Page MenuHomePhabricator

Parsoid sometimes nests the annotation tags when round-tripping wikitext
Closed, ResolvedPublicBUG REPORT

Description

Small reproducer:

$ echo -e '<translate>\ntext1</translate><translate>\ntext2</translate>' |php bin/parse.php --wt2wt
<translate>
text1<translate>
text2</translate>
</translate>

We'd expect

<translate>
text1</translate><translate>
text2</translate>

as a result of this parsing.

In particular in the context of the <translate> annotation, nesting annotations is not allowed; trying to save this page after modification would (depending on the edit) display error messages.

This issue can also be shown by the following example:

$ echo "a ''<translate>b'' c ''d </translate> e <translate>f</translate>'' g" |/usr/bin/php /home/isa-wmf/gitrepo/parsoid/bin/parse.php --wt2wt
a <translate>''b'' c ''d  e <translate>f</translate>''</translate> g

which may be useful for a reproducer that doesn't get confusing around paragraph limits.

Event Timeline

Arlolra triaged this task as Medium priority.Nov 22 2021, 6:02 PM
Arlolra moved this task from Needs Triage to Bugs & Crashers on the Parsoid board.

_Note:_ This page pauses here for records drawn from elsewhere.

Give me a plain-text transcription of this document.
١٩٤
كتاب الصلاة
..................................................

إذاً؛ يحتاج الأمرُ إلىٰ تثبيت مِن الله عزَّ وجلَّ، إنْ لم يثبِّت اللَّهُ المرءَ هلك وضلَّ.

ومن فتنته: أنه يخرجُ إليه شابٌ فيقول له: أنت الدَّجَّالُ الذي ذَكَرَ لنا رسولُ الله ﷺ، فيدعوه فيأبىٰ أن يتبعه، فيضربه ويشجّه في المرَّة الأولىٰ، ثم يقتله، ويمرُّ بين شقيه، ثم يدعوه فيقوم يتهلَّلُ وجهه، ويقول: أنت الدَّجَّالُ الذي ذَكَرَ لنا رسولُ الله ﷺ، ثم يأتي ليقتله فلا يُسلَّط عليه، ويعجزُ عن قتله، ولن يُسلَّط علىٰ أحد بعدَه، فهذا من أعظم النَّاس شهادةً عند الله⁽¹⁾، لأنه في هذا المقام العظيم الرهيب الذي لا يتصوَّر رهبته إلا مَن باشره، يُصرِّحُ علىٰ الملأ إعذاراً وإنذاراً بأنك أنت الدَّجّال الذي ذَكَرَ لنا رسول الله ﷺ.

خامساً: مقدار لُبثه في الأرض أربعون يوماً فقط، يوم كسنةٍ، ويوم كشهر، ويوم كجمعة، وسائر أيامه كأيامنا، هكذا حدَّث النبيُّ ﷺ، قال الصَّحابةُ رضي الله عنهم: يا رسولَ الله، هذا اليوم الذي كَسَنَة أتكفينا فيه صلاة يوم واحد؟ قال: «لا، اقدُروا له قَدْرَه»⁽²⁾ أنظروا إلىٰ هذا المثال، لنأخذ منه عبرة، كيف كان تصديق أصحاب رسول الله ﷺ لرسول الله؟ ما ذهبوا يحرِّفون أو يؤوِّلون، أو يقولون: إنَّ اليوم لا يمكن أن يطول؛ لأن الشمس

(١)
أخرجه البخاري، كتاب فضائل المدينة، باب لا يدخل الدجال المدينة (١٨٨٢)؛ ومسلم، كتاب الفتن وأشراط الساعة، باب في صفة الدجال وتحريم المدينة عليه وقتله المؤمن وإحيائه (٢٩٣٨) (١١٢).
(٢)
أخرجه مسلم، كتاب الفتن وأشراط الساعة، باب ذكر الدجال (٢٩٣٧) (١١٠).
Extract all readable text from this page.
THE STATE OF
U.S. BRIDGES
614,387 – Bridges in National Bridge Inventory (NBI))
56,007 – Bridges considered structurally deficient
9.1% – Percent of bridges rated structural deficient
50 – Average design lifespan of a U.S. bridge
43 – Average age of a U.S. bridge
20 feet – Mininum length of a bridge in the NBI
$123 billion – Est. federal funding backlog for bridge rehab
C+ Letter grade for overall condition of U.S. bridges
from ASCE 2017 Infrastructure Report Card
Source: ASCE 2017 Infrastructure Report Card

Change 740914 had a related patch set uploaded (by Isabelle Hurbain-Palatin; author: Isabelle Hurbain-Palatin):

[mediawiki/services/parsoid@master] Don't generate nested annotated ranges in HTML output

https://gerrit.wikimedia.org/r/740914

Change 740914 merged by jenkins-bot:

[mediawiki/services/parsoid@master] Don't generate nested annotated ranges in HTML output

https://gerrit.wikimedia.org/r/740914

Change 742570 had a related patch set uploaded (by Sbailey; author: Sbailey):

[mediawiki/vendor@master] Bump Parsoid to 0.15.0-a11

https://gerrit.wikimedia.org/r/742570

Change 742570 merged by jenkins-bot:

[mediawiki/vendor@master] Bump Parsoid to 0.15.0-a11

https://gerrit.wikimedia.org/r/742570